We welcome contributions from the community to help improve WriteHERE! Here's how you can contribute:
- Fork the repository and create your feature branch from
main
- Set up your development environment following the installation instructions above
- Make your changes, ensuring they follow the project's coding style and conventions
- Add tests for any new functionality
- Ensure all tests pass by running the test suite
- Submit a pull request with a clear description of your changes and their benefits
- Use the Issues tab to report bugs or suggest new features
- For bugs, include detailed steps to reproduce, expected behavior, and actual behavior
- For feature requests, describe the functionality you'd like to see and how it would benefit the project
- Help improve our documentation by fixing errors, adding examples, or clarifying instructions
- Documentation changes can be submitted through pull requests just like code changes
- Answer questions from other users in the Issues section
- Share your experiences and use cases with the community
- Follow the existing code style and architecture
- Document new functions, classes, and modules
- Write clear commit messages that explain the purpose of your changes
- Keep pull requests focused on a single feature or bug fix
By contributing to WriteHERE, you agree that your contributions will be licensed under the project's MIT License.

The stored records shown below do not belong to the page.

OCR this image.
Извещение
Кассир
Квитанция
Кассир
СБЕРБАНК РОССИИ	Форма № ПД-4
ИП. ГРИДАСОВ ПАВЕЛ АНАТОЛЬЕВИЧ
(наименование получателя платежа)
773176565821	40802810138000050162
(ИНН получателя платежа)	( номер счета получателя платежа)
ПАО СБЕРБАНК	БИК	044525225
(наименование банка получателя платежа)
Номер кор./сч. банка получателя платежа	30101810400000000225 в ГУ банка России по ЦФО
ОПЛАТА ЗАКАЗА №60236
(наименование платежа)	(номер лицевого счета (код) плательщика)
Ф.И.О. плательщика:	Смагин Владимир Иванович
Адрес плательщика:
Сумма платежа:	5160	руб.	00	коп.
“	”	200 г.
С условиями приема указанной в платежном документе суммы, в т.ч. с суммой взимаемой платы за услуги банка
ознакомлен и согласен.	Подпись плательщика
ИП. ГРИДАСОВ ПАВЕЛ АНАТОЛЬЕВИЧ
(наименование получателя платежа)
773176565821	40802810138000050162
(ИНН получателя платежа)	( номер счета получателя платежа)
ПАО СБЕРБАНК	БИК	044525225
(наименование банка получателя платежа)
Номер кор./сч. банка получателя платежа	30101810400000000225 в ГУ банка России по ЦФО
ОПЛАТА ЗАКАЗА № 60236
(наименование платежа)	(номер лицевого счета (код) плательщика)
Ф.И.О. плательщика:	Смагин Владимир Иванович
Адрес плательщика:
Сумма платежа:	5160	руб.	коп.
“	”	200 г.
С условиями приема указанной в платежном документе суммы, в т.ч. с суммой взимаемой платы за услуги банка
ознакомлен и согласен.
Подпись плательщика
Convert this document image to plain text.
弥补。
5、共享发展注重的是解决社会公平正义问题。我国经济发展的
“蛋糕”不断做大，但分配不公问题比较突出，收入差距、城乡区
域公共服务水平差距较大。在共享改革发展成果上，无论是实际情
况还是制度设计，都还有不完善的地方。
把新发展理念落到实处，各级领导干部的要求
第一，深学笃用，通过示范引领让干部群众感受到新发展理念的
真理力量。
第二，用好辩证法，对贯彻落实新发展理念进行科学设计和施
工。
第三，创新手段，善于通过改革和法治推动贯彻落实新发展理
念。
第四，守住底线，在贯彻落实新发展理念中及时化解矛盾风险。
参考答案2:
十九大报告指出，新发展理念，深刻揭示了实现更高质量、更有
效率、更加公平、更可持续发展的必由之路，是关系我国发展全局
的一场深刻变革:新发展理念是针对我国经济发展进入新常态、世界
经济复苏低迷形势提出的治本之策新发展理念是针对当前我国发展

If you use this code in your research, please cite our paper:
@misc{xiong2025heterogeneousrecursiveplanning,
title={Beyond Outlining: Heterogeneous Recursive Planning for Adaptive Long-form Writing with Language Models},
author={Ruibin Xiong and Yimeng Chen and Dmitrii Khizbullin and Mingchen Zhuge and JΓΌrgen Schmidhuber},
year={2025},
eprint={2503.08275},
archivePrefix={arXiv},
primaryClass={cs.AI},
url={https://arxiv.org/abs/2503.08275}
}
This project is open-source. You are free to use, modify, and distribute the code for research, educational, and personal purposes.